When word of his arrest leaked out, pro-IPOB crowds demonstrated outside Kenyan embassies in Abuja, London and Berlin. The Kenyan ambassador to Nigeria, Dr. Wilfred Machage, was at pains to deny Kenyans’ involvement in the luring, arrest, and extradition of Kanu to face trial for treason in Nigeria. In October 2022, the Nigerian Court of Appeal acquitted Kanu of all charges against him, but he is still in jail. The Nigerian government was found culpable for breach of local and international law in the arrest and arraignment of Kanu in court.
Nevertheless, Kenya has been at the forefront of mediation processes in the region. Sudan’s Comprehensive Peace Agreement that gave South Sudan independence was signed in Kenya. Somalia’s Interim Government was formed in Kenya before moving to Somalia. However, Kenya has always played its role with the “naivety” of the Non-Aligned Movement mentality even after the end of the Cold War. Rebecca Garang’ widow of former SPLM leader John Garang’ once said in an interview that their appeal for support to fight the Arab-led government was met with a cold response in Kenya. He could not believe that even Luo leaders she thought had a historical link to South Sudan did not respond to their appeal. We gave them refuge but never supported their war efforts.
International politics is played on the grounds of economic strength and influence. Kenya has always held the sixth position in terms of GDP in Africa as the largest non-mineral economy in Africa. This changed when Ethiopia overtook us; now, we are the second-largest non-mineral-based economy. At position seven, we are still high in the pecking order but have never exerted our power to influence diplomacy on the continent.
Kenya lacks the moral fibre or courage to play international politics at the level we should be playing. Despite having a smaller economy, Tanzania has always been strategic in its dealings in Africa and is slowly beating us in the region. South Africa has been looking at Tanzania more favourably compared to Kenya. When economic muscle is low in fibre, it is also appropriate for a country to develop moral fibre.

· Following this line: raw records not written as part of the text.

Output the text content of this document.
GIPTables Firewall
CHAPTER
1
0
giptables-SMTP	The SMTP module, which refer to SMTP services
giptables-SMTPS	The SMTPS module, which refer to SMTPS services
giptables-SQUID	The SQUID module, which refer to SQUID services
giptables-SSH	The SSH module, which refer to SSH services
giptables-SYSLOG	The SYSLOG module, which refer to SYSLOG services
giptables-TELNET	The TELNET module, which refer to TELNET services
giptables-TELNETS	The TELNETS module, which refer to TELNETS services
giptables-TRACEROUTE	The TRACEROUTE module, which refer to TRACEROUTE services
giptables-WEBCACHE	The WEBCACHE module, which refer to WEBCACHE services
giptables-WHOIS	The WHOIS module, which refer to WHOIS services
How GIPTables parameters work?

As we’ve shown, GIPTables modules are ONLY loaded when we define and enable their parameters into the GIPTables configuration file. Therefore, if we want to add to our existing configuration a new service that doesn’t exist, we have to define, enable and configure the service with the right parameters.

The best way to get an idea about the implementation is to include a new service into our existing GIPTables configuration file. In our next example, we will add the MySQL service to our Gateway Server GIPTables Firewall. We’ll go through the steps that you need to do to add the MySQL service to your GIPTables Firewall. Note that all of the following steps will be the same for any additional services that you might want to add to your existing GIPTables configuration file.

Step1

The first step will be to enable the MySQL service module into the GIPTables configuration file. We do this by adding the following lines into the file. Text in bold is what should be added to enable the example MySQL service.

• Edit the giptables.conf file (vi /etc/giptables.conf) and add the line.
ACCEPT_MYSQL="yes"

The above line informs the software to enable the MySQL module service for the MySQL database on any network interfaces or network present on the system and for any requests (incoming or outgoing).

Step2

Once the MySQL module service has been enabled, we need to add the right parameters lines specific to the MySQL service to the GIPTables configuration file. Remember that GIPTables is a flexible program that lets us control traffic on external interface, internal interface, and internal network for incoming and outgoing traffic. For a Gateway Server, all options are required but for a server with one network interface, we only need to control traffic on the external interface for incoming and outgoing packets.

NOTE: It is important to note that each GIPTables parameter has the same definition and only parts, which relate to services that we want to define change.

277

Last year, Kenya flip-flopped on its support to the Western Sahara, also known as the Sahrawi Arab Democratic Republic’s (SADR) quest for self-determination from Morocco. SADR is a member of the African Union, just like Morocco, and their exiled leader, Brahim Ghali, attended Ruto’s 2022 swearing-in and later met the president. A few weeks later, the Moroccan Foreign Minister was in Nairobi, and the government clarified that it supports Morocco in the dispute.
Julius Malema had every right to say what he said about William Ruto’s stand on the Israel-Palestinian war. However, if he can spare some time and look at Kenya’s history regarding support of independence movements, he will cut Ruto some slack. Kenya does not have the genes to support self-determination in its DNA.